- Venue: Durban International Convention Centre
- Location: Durban, KwaZulu-Natal, South Africa
- Dates: 20–28 May

Medalists
| gold medal | Sun Yingsha | China |
| silver medal | Chen Meng | China |
| bronze medal | Hina Hayata | Japan |
| bronze medal | Chen Xingtong | China |

= 2023 World Table Tennis Championships – Women's singles =

The women's singles competition of the 2023 World Table Tennis Championships was held from 20 to 28 May 2023. The event was played as a straight knockout. All singles matches were best of 7 games.

==Seeds==
Singles events had 32 seeded players. Seeding was based on the ITTF world ranking published on 16 May 2023.

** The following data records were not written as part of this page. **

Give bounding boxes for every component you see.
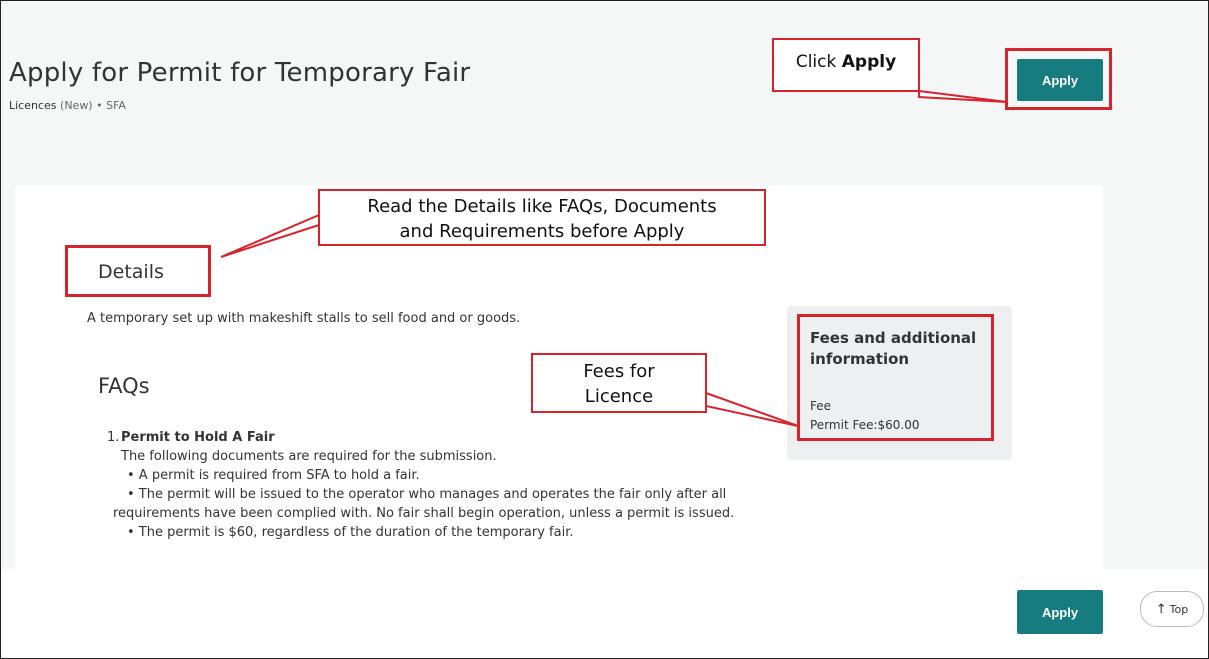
details-description: A temporary set up with makeshift stalls… (87, 311, 521, 326)
callout-click-apply: Click Apply (772, 38, 920, 92)
subtitle-category: Licences (9, 99, 57, 112)
highlight-apply-button (1005, 48, 1112, 110)
callout-read-details-line1: Read the Details like FAQs, Documents (367, 196, 717, 217)
subtitle-agency: (New) • SFA (56, 99, 126, 112)
callout-click-apply-bold: Apply (841, 52, 897, 72)
back-to-top-label: Top (1169, 602, 1189, 616)
callout-read-details-line2: and Requirements before Apply (399, 221, 685, 242)
apply-button-footer[interactable]: Apply (1017, 590, 1103, 634)
faq-answer-line: The following documents are required for… (121, 449, 497, 464)
app-frame: Apply for Permit for Temporary Fair Lice… (0, 0, 1209, 659)
page-subtitle: Licences (New) • SFA (9, 99, 126, 112)
faq-item-number: 1. (107, 430, 120, 445)
faq-answer-bullet: • A permit is required from SFA to hold … (127, 468, 420, 483)
callout-fees-line1: Fees for (583, 361, 655, 382)
page-title: Apply for Permit for Temporary Fair (9, 58, 471, 88)
callout-fees-for-licence: Fees for Licence (531, 353, 707, 413)
faq-answer-bullet: • The permit will be issued to the opera… (113, 487, 735, 521)
faq-question: Permit to Hold A Fair (121, 430, 275, 445)
highlight-details-heading (65, 245, 211, 297)
faq-item: 1. Permit to Hold A Fair The following d… (107, 428, 741, 542)
arrow-up-icon: ↑ (1155, 601, 1167, 617)
highlight-fees-panel (797, 314, 994, 441)
callout-fees-line2: Licence (584, 386, 654, 407)
callout-click-apply-prefix: Click (795, 52, 842, 72)
faqs-heading: FAQs (98, 374, 150, 398)
callout-read-details: Read the Details like FAQs, Documents an… (318, 189, 766, 246)
faq-answer-bullet: • The permit is $60, regardless of the d… (127, 525, 574, 540)
back-to-top-button[interactable]: ↑ Top (1140, 591, 1204, 627)
pointer-apply (918, 89, 1008, 103)
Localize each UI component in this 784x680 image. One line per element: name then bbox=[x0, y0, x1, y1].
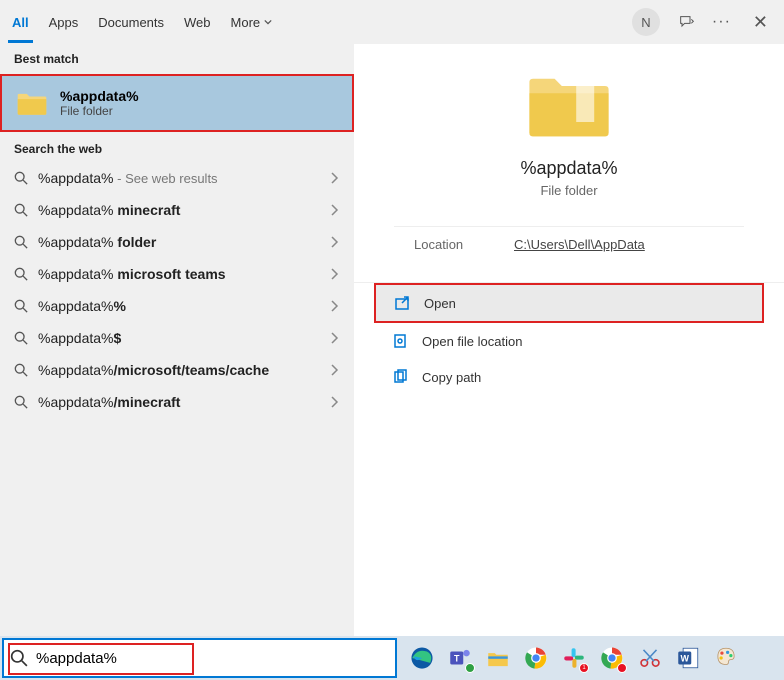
suggestion-text: %appdata%% bbox=[38, 298, 320, 314]
copy-icon bbox=[392, 369, 408, 385]
suggestion-text: %appdata% microsoft teams bbox=[38, 266, 320, 282]
svg-text:W: W bbox=[681, 653, 690, 663]
best-match-title: %appdata% bbox=[60, 88, 139, 104]
action-label: Open file location bbox=[422, 334, 522, 349]
svg-text:T: T bbox=[454, 653, 460, 663]
best-match-label: Best match bbox=[0, 44, 354, 72]
action-open-file-location[interactable]: Open file location bbox=[374, 323, 764, 359]
action-label: Open bbox=[424, 296, 456, 311]
user-avatar[interactable]: N bbox=[632, 8, 660, 36]
web-suggestion[interactable]: %appdata%/minecraft bbox=[0, 386, 354, 418]
chevron-right-icon bbox=[330, 394, 340, 410]
location-label: Location bbox=[414, 237, 514, 252]
chevron-right-icon bbox=[330, 298, 340, 314]
taskbar-app-paint[interactable] bbox=[709, 641, 743, 675]
more-options-icon[interactable]: ··· bbox=[712, 13, 731, 31]
taskbar-app-teams[interactable]: T bbox=[443, 641, 477, 675]
web-suggestion[interactable]: %appdata%$ bbox=[0, 322, 354, 354]
taskbar-pinned-apps: T 1 W bbox=[399, 641, 743, 675]
location-link[interactable]: C:\Users\Dell\AppData bbox=[514, 237, 645, 252]
tab-more[interactable]: More bbox=[231, 3, 273, 42]
search-icon bbox=[14, 267, 28, 281]
location-row: Location C:\Users\Dell\AppData bbox=[394, 226, 744, 262]
suggestion-text: %appdata%/minecraft bbox=[38, 394, 320, 410]
taskbar-app-chrome-alt[interactable] bbox=[595, 641, 629, 675]
chevron-right-icon bbox=[330, 234, 340, 250]
tab-all[interactable]: All bbox=[12, 3, 29, 42]
search-icon bbox=[14, 331, 28, 345]
results-panel: Best match %appdata% File folder Search … bbox=[0, 44, 354, 636]
search-icon bbox=[14, 395, 28, 409]
web-suggestion[interactable]: %appdata% microsoft teams bbox=[0, 258, 354, 290]
header: All Apps Documents Web More N ··· ✕ bbox=[0, 0, 784, 44]
chevron-right-icon bbox=[330, 170, 340, 186]
action-label: Copy path bbox=[422, 370, 481, 385]
action-open[interactable]: Open bbox=[374, 283, 764, 323]
web-suggestion[interactable]: %appdata% minecraft bbox=[0, 194, 354, 226]
taskbar-app-snip[interactable] bbox=[633, 641, 667, 675]
search-category-tabs: All Apps Documents Web More bbox=[12, 3, 632, 42]
best-match-result[interactable]: %appdata% File folder bbox=[0, 74, 354, 132]
action-copy-path[interactable]: Copy path bbox=[374, 359, 764, 395]
preview-subtitle: File folder bbox=[540, 183, 597, 198]
search-icon bbox=[14, 171, 28, 185]
taskbar: T 1 W bbox=[0, 636, 784, 680]
tab-apps[interactable]: Apps bbox=[49, 3, 79, 42]
file-location-icon bbox=[392, 333, 408, 349]
web-suggestion[interactable]: %appdata% - See web results bbox=[0, 162, 354, 194]
taskbar-app-edge[interactable] bbox=[405, 641, 439, 675]
search-icon bbox=[14, 203, 28, 217]
tab-web[interactable]: Web bbox=[184, 3, 211, 42]
folder-icon bbox=[525, 68, 613, 140]
preview-panel: %appdata% File folder Location C:\Users\… bbox=[354, 44, 784, 636]
close-icon[interactable]: ✕ bbox=[749, 8, 772, 37]
chevron-right-icon bbox=[330, 202, 340, 218]
suggestion-text: %appdata%/microsoft/teams/cache bbox=[38, 362, 320, 378]
suggestion-text: %appdata% minecraft bbox=[38, 202, 320, 218]
taskbar-search bbox=[2, 638, 397, 678]
search-icon bbox=[14, 299, 28, 313]
suggestion-text: %appdata% folder bbox=[38, 234, 320, 250]
search-input[interactable] bbox=[36, 650, 389, 667]
web-suggestion[interactable]: %appdata%% bbox=[0, 290, 354, 322]
tab-documents[interactable]: Documents bbox=[98, 3, 164, 42]
best-match-subtitle: File folder bbox=[60, 104, 139, 118]
search-icon bbox=[14, 363, 28, 377]
chevron-right-icon bbox=[330, 330, 340, 346]
web-suggestion[interactable]: %appdata%/microsoft/teams/cache bbox=[0, 354, 354, 386]
search-web-label: Search the web bbox=[0, 134, 354, 162]
web-suggestion[interactable]: %appdata% folder bbox=[0, 226, 354, 258]
taskbar-app-word[interactable]: W bbox=[671, 641, 705, 675]
preview-title: %appdata% bbox=[520, 158, 617, 179]
suggestion-text: %appdata% - See web results bbox=[38, 170, 320, 186]
taskbar-app-chrome[interactable] bbox=[519, 641, 553, 675]
taskbar-app-slack[interactable]: 1 bbox=[557, 641, 591, 675]
search-icon bbox=[14, 235, 28, 249]
feedback-icon[interactable] bbox=[678, 14, 694, 30]
taskbar-app-explorer[interactable] bbox=[481, 641, 515, 675]
folder-icon bbox=[16, 90, 48, 116]
suggestion-text: %appdata%$ bbox=[38, 330, 320, 346]
chevron-right-icon bbox=[330, 266, 340, 282]
search-icon bbox=[10, 649, 28, 667]
chevron-right-icon bbox=[330, 362, 340, 378]
chevron-down-icon bbox=[264, 18, 272, 26]
open-icon bbox=[394, 295, 410, 311]
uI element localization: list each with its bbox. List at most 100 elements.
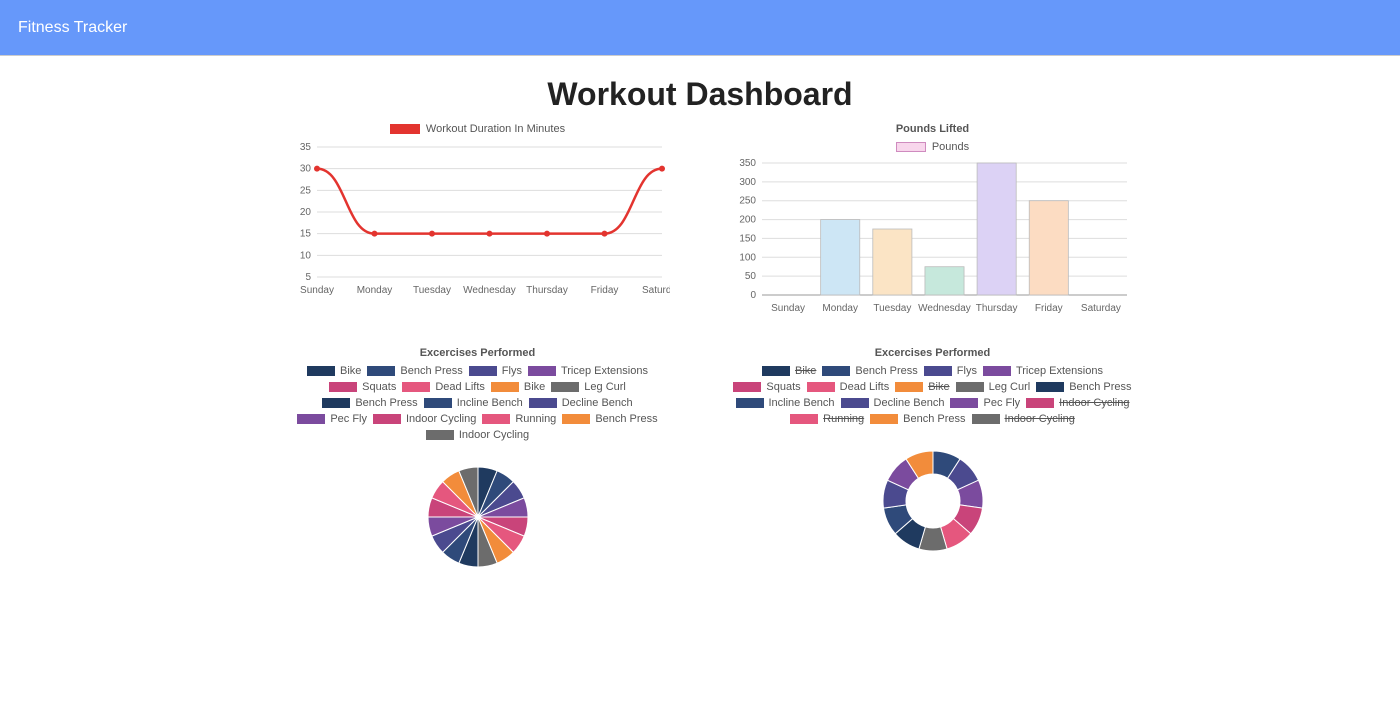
legend-label: Bench Press: [355, 397, 417, 409]
legend-swatch: [736, 398, 764, 408]
legend-item[interactable]: Bench Press: [562, 413, 657, 425]
legend-swatch: [426, 430, 454, 440]
legend-item[interactable]: Incline Bench: [424, 397, 523, 409]
legend-item[interactable]: Indoor Cycling: [1026, 397, 1129, 409]
legend-label: Bench Press: [595, 413, 657, 425]
svg-text:Monday: Monday: [822, 303, 858, 314]
legend-label: Bike: [340, 365, 361, 377]
svg-text:5: 5: [305, 272, 311, 283]
legend-swatch: [390, 124, 420, 134]
legend-swatch: [551, 382, 579, 392]
legend-item[interactable]: Bench Press: [322, 397, 417, 409]
legend-swatch: [1026, 398, 1054, 408]
legend-label: Bench Press: [1069, 381, 1131, 393]
legend-item[interactable]: Indoor Cycling: [972, 413, 1075, 425]
svg-text:Sunday: Sunday: [300, 285, 334, 296]
doughnut-chart: [863, 431, 1003, 571]
pie-chart-card: Excercises Performed Bike Bench Press Flys…: [285, 347, 670, 587]
legend-item[interactable]: Indoor Cycling: [426, 429, 529, 441]
legend-item[interactable]: Bench Press: [870, 413, 965, 425]
svg-text:150: 150: [739, 233, 756, 244]
legend-label: Tricep Extensions: [1016, 365, 1103, 377]
legend-swatch: [733, 382, 761, 392]
legend-swatch: [807, 382, 835, 392]
legend-swatch: [924, 366, 952, 376]
legend-item[interactable]: Bike: [762, 365, 816, 377]
legend-item[interactable]: Leg Curl: [551, 381, 626, 393]
pie-chart-title: Excercises Performed: [420, 347, 536, 359]
legend-item[interactable]: Leg Curl: [956, 381, 1031, 393]
svg-text:Friday: Friday: [591, 285, 619, 296]
legend-swatch: [950, 398, 978, 408]
svg-text:35: 35: [300, 142, 312, 153]
legend-label: Bike: [524, 381, 545, 393]
legend-label: Pec Fly: [983, 397, 1020, 409]
bar-chart-legend[interactable]: Pounds: [896, 141, 969, 153]
legend-swatch: [402, 382, 430, 392]
svg-text:15: 15: [300, 229, 312, 240]
legend-item[interactable]: Bench Press: [1036, 381, 1131, 393]
legend-label: Squats: [766, 381, 800, 393]
legend-item[interactable]: Bike: [491, 381, 545, 393]
legend-item[interactable]: Squats: [733, 381, 800, 393]
legend-item[interactable]: Bike: [307, 365, 361, 377]
bar-chart-card: Pounds Lifted Pounds 0501001502002503003…: [730, 123, 1135, 317]
legend-swatch: [1036, 382, 1064, 392]
svg-text:100: 100: [739, 252, 756, 263]
legend-swatch: [491, 382, 519, 392]
legend-label: Decline Bench: [562, 397, 633, 409]
legend-item[interactable]: Indoor Cycling: [373, 413, 476, 425]
legend-label: Indoor Cycling: [406, 413, 476, 425]
legend-item[interactable]: Decline Bench: [841, 397, 945, 409]
svg-text:50: 50: [745, 271, 757, 282]
legend-label: Incline Bench: [769, 397, 835, 409]
legend-label: Pec Fly: [330, 413, 367, 425]
legend-item[interactable]: Pec Fly: [297, 413, 367, 425]
legend-item[interactable]: Flys: [469, 365, 522, 377]
legend-label: Tricep Extensions: [561, 365, 648, 377]
svg-text:25: 25: [300, 185, 312, 196]
page-title: Workout Dashboard: [0, 76, 1400, 113]
legend-swatch: [896, 142, 926, 152]
legend-swatch: [870, 414, 898, 424]
svg-text:Thursday: Thursday: [976, 303, 1018, 314]
legend-label: Flys: [957, 365, 977, 377]
legend-item[interactable]: Squats: [329, 381, 396, 393]
legend-swatch: [373, 414, 401, 424]
legend-item[interactable]: Pec Fly: [950, 397, 1020, 409]
legend-swatch: [424, 398, 452, 408]
legend-item[interactable]: Dead Lifts: [402, 381, 485, 393]
svg-text:20: 20: [300, 207, 312, 218]
legend-label: Incline Bench: [457, 397, 523, 409]
legend-swatch: [972, 414, 1000, 424]
legend-label: Indoor Cycling: [1005, 413, 1075, 425]
legend-item[interactable]: Running: [482, 413, 556, 425]
legend-swatch: [562, 414, 590, 424]
svg-text:Tuesday: Tuesday: [413, 285, 451, 296]
legend-swatch: [983, 366, 1011, 376]
legend-item[interactable]: Incline Bench: [736, 397, 835, 409]
legend-item[interactable]: Bike: [895, 381, 949, 393]
legend-item[interactable]: Bench Press: [367, 365, 462, 377]
svg-text:30: 30: [300, 164, 312, 175]
doughnut-chart-title: Excercises Performed: [875, 347, 991, 359]
svg-text:Friday: Friday: [1035, 303, 1063, 314]
legend-item[interactable]: Decline Bench: [529, 397, 633, 409]
legend-item[interactable]: Tricep Extensions: [983, 365, 1103, 377]
legend-swatch: [790, 414, 818, 424]
legend-item[interactable]: Dead Lifts: [807, 381, 890, 393]
legend-item[interactable]: Bench Press: [822, 365, 917, 377]
app-header: Fitness Tracker: [0, 0, 1400, 56]
svg-text:Sunday: Sunday: [771, 303, 805, 314]
legend-label: Running: [515, 413, 556, 425]
legend-item[interactable]: Flys: [924, 365, 977, 377]
legend-swatch: [528, 366, 556, 376]
legend-label: Bench Press: [855, 365, 917, 377]
svg-text:300: 300: [739, 177, 756, 188]
legend-item[interactable]: Tricep Extensions: [528, 365, 648, 377]
legend-swatch: [367, 366, 395, 376]
legend-label: Running: [823, 413, 864, 425]
legend-item[interactable]: Running: [790, 413, 864, 425]
bar-chart: 050100150200250300350SundayMondayTuesday…: [730, 157, 1135, 317]
line-chart-legend[interactable]: Workout Duration In Minutes: [390, 123, 565, 135]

1. CHN Sun Yingsha (champion)
2. CHN Wang Manyu (quarterfinals)
3. CHN Chen Meng (final)
4. CHN Wang Yidi (quarterfinals)
5. CHN Chen Xingtong (semifinals)
6. JPN Mima Ito (quarterfinals)
7. JPN Hina Hayata (semifinals)
8. GER Han Ying (quarterfinals)
9. PUR Adriana Díaz (fourth round)
10. AUT Sofia Polcanova (first round)
11. GER Nina Mittelham (fourth round)
12. TPE Cheng I-ching (fourth round)
13. FRA Jia Nan Yuan (third round)
14. JPN Miyuu Kihara (fourth round)
15. JPN Miu Hirano (fourth round)
16. HKG Doo Hoi Kem (second round)
17. ROU Bernadette Szőcs (third round)
18. USA Lily Zhang (first round)
19. KOR Shin Yu-bin (fourth round)
20. GER Shan Xiaona (third round)
21. EGY Dina Meshref (third round)
22. TPE Chen Szu-yu (first round)
23. POR Fu Yu (third round)
24. JPN Miyu Nagasaki (third round)
25. THA Suthasini Sawettabut (second round)
26. KOR Jeon Ji-hee (third round)
27. ROU Elizabeta Samara (third round)
28. EGY Hana Goda (second round)
29. BRA Bruna Takahashi (first round)
30. IND Manika Batra (third round)
31. KOR Choi Hyo-joo (second round)
32. GER Sabine Winter (second round)

==Draw==
The draw took place on 18 May. Players of the same association were separated only in the first round of the draw.